Method of Use and Administration:
Prior to oral inhalation, one unit dose is placed in the drug reservoir of a nebulizer. Approximately 3-5 ml of sterile saline solution is added to the drug reservoir. Rotate the device horizontally in a way so the solution in the drug reservoir is swirled and the dosage unit is emerged in the solution. Continue rotating the device for about 1 minute. Turn on the atomized air or ultrasonic force to generate the mist for oral inhalation. Continue generating the mist until the desired amount of medicament is inhaled by the patient. Example 2. Budesonide for oral inhalation: Budesonide is a an anti-inflammatory corticosteroid that exhibits potent glucocorticoid activity and weak mineralocorticoid activity. The precise mechanism of corticosteroid actions on inflammation in asthma is not known. Corticosteroids have been shown to have a wide range of inhibitory activities against multiple cell types (e.g., mast cells, eosinophils, neutrophils, macrophages, and lymphocytes) and mediators (e.g., histamine, eicosanoids, leukotrienes, and cytokines) involved in allergic and non-allergic-mediated inflammation. These anti-inflammatory actions of corticosteroids may contribute
to their efficacy in asthma. Budesonide is commercially available as a dry powder inhalation (Pulmicort Turbuhaler) and a suspension for oral inhalation (Pulmicort Respules 0.25 mg and 0.5 mg) via nebulization. The Respules are available in sterile unit dose packaged in low density polyethylene container. This example provides a formulation of budesonide using the delivery system described above.
Typical formulation and procedure: Budesonide Formulation Concentrate to be applied onto a Supporting Material
* Budesonide may be micronized in powder state or be micronized in liquid state using an atomized air technology or other means.

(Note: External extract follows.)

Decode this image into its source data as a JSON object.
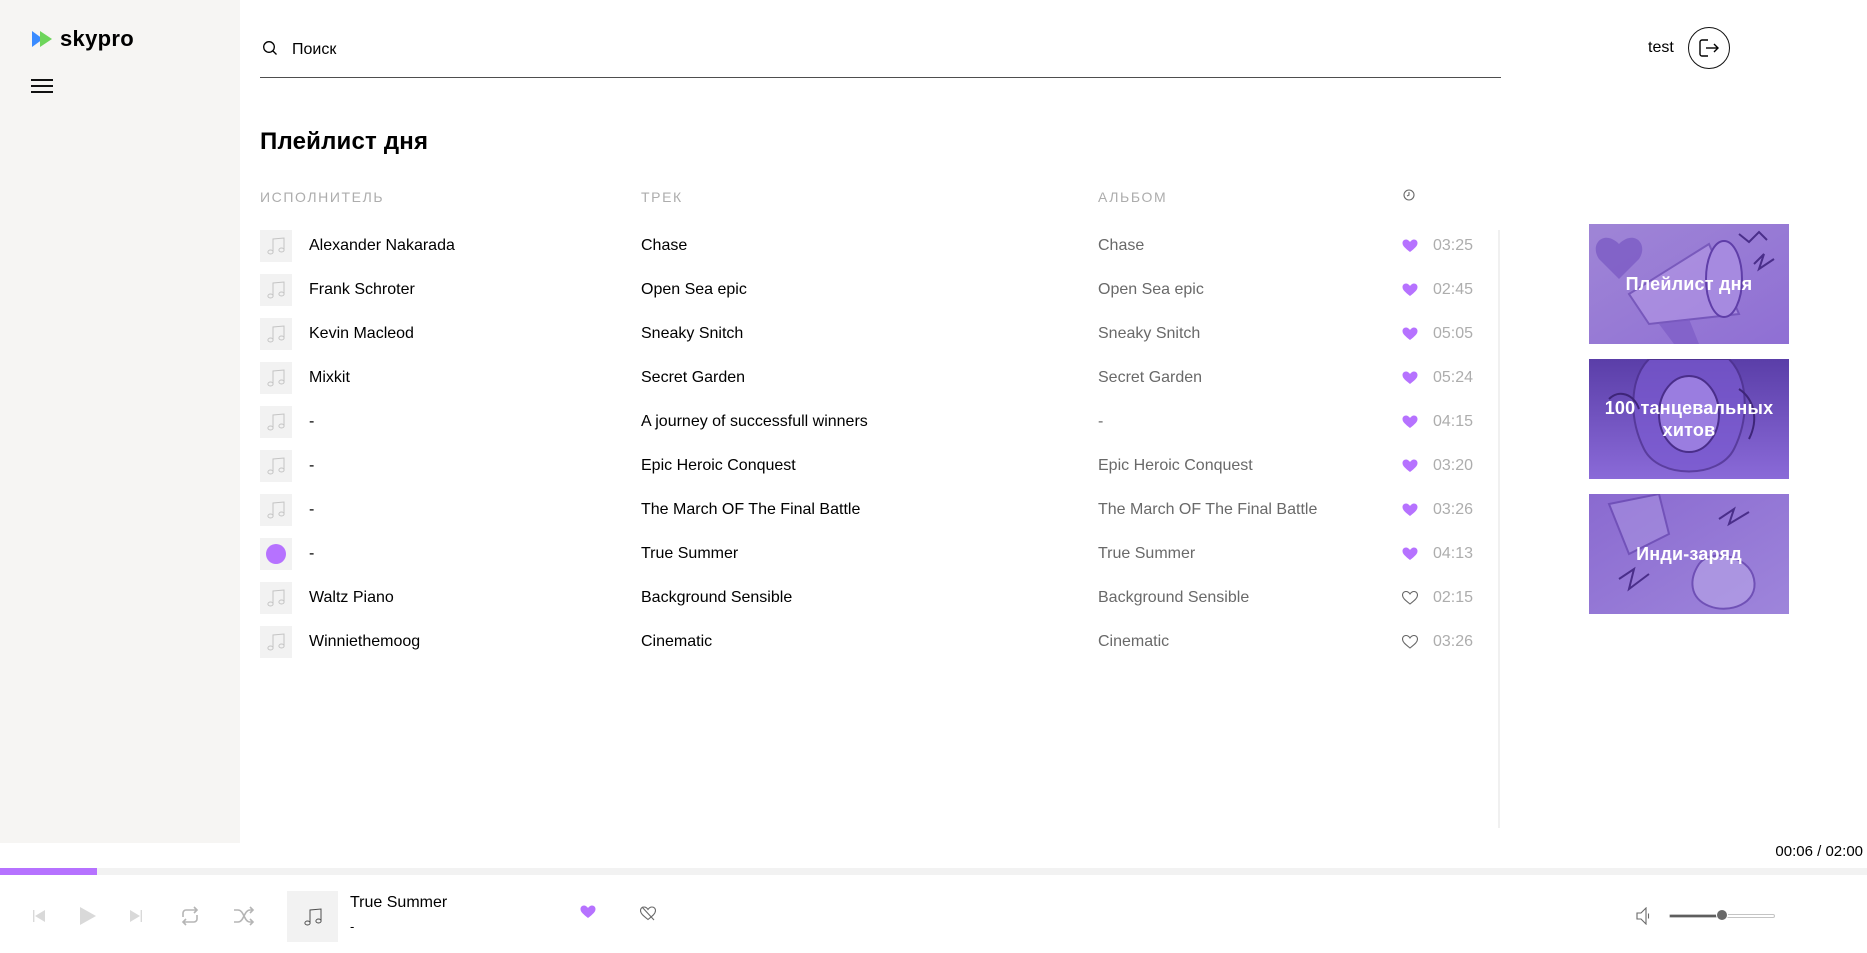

Procedure for preparation of dosage unit: a. Preparation of formulation concentrate: Tween 80 and dextrose are dissolved in purified water. Filter the solution through a 0.45 or smaller filter. Disperse micronized budesonide in the solution and stir to form uniform dispersion. b. Transfer 30 μL of the formulation concentrate into a small polystyrene well of approximately 1 cm in diameter and approximately 1 mm in depth. Let the solution dry in the air or with the aid of air or nitrogen gas flow or with a vacuum. c. Each well contains about 0.25 mg of budesonide. The well may be wrapped individually in foil to protect the formulation. A polystyrene card molded with multiple small wells may be used for preparation instead of individual wells.
Method of Use and Administration:
Prior to oral inhalation, one unit dose is removed from the package and placed in the drug reservoir of a nebulizer. Approximately 2-4 ml of sterile saline solution is added to the drug reservoir. Rotate the device horizontally in a way so the solution in the drug reservoir is swirled and the dosage unit is emerged in the solution. Continue swirling the device for about 1 minute. Turn on the atomized air or ultrasonic force to generate the mist for oral inhalation. Continue generating the mist until the desired amount of medicament is inhaled by the patient.